Prosecutors specifically highlighted Tarrio texting in an encrypted message chat on January 6: “They’ll fear us doing it again,” after claiming, “We did this,” about the Capitol attack. When a member of the group asked what to do next, Tarrio responded, “Do it again.”
While in the garage, Tarrio told a person, who was not identified, that he had wiped all messages on his phone and had a two-factor authentication set up to make his phone difficult to access for others, the Justice Department said.
A federal judge in Florida on Tuesday is set to decide whether Tarrio stays detained.
Prosecutors said in their filing on Monday that Tarrio is accused of a serious criminal conspiracy, stating that “the danger posed by this plot shows an extreme disregard for the safety of the community and the laws of the United States.”
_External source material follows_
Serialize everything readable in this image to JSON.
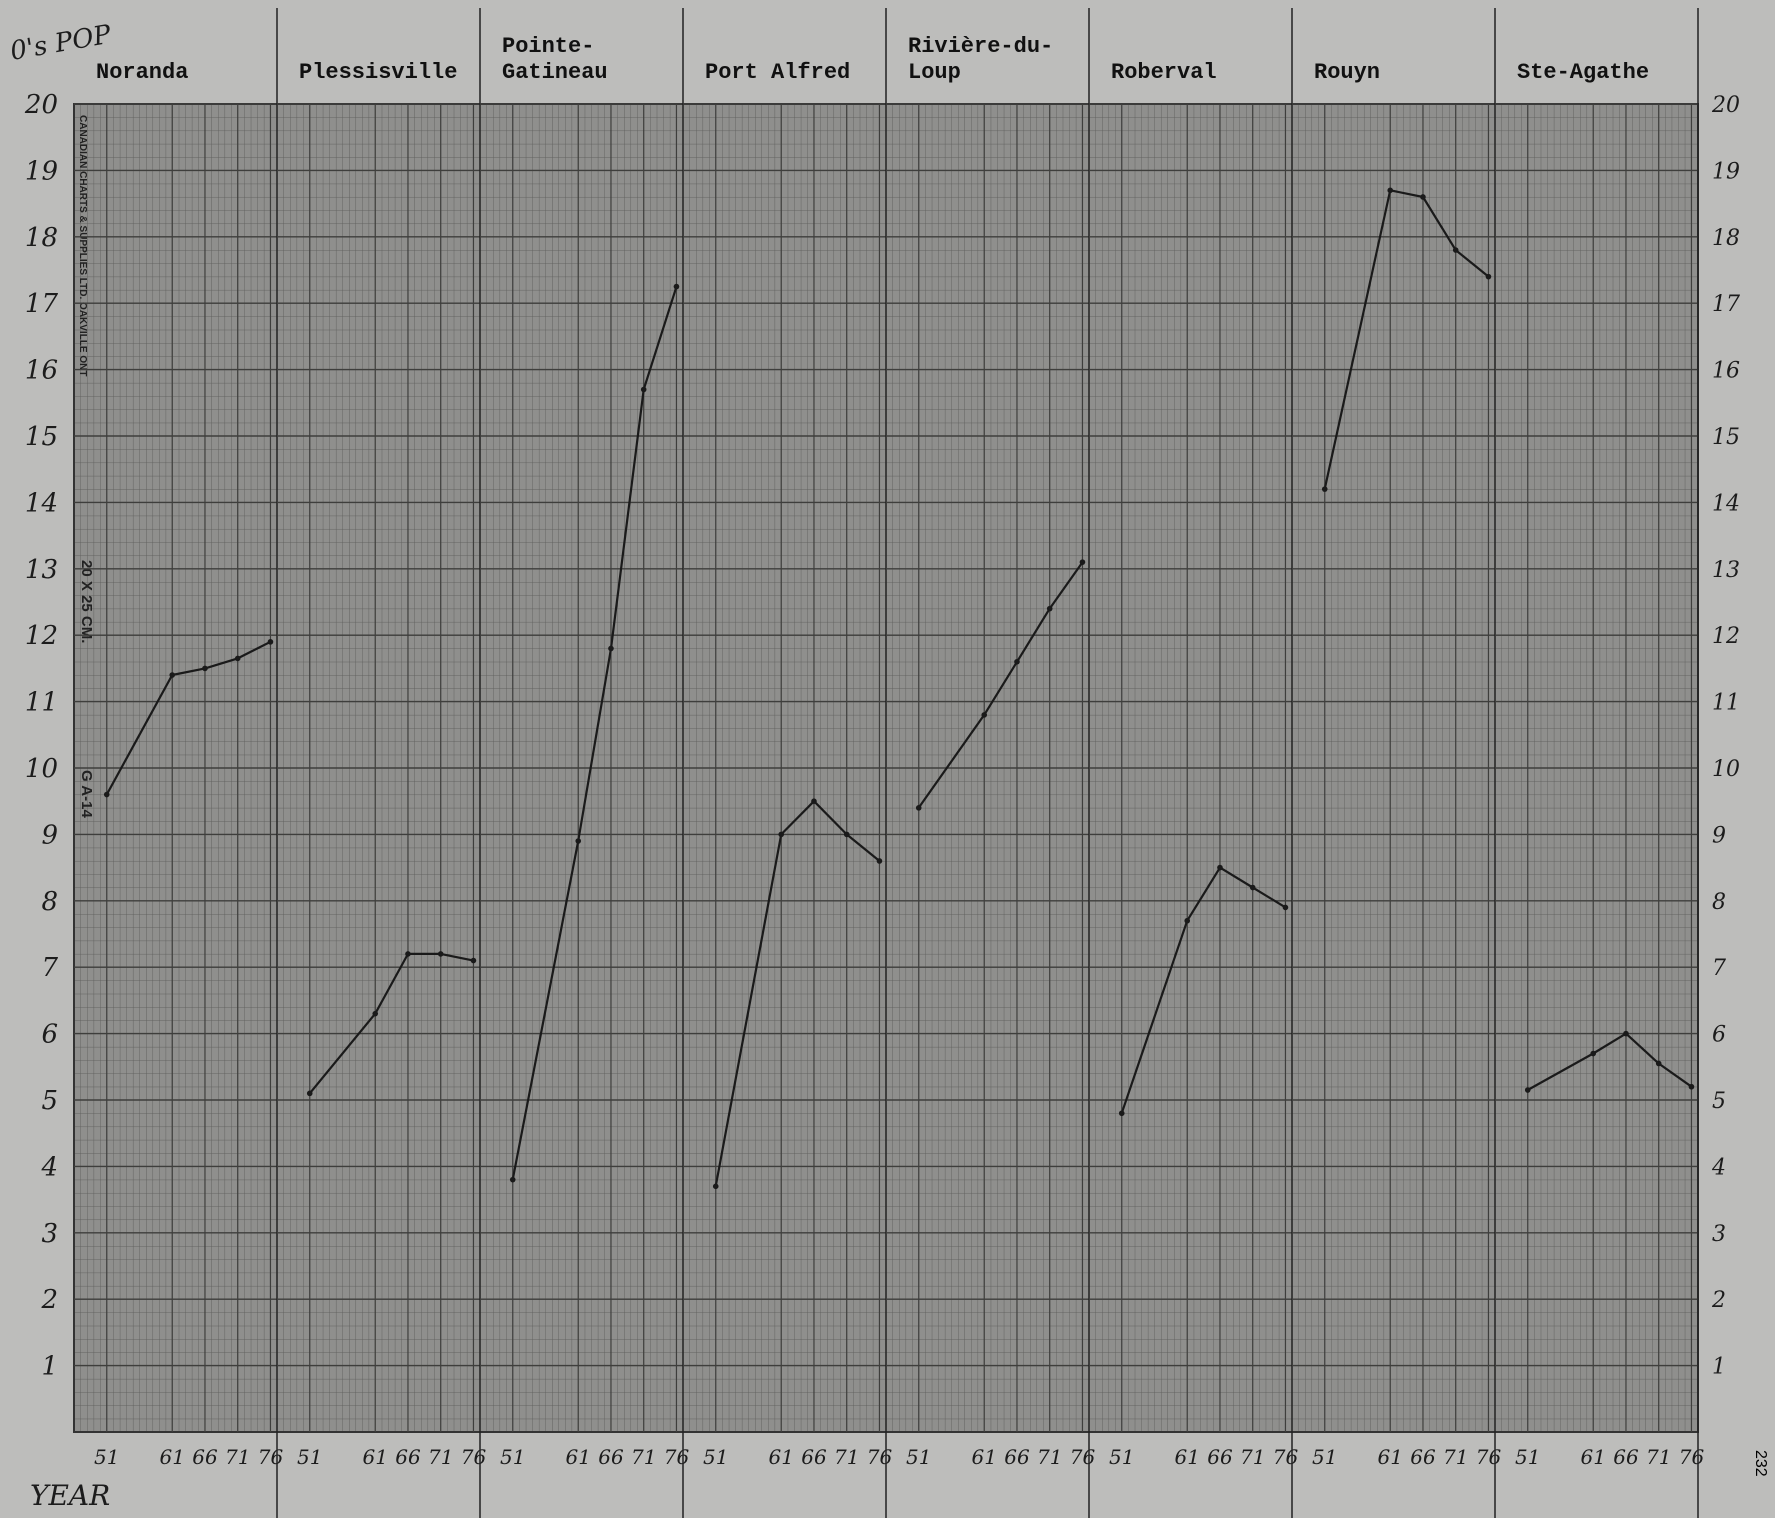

Prosecutors described how Tarrio, after leaving DC on January 4, stayed in communication with a rally planning group within the Proud Boys called the Ministry of Self Defense, or MOSD. Their first event, according to prosecutors, was the January 6 Donald Trump rally in Washington, and Tarrio sent the group a voice message on January 4 acknowledging they wanted to “storm the Capitol.”
“Tarrio directed and orchestrated the MOSD’s violent acts entirely remotely — using encrypted media and social media in the weeks leading up to January 6, and on the day itself, to organize, direct, and celebrate the success of a criminal conspiracy to obstruct the Certification of the Electoral College vote,” prosecutors wrote.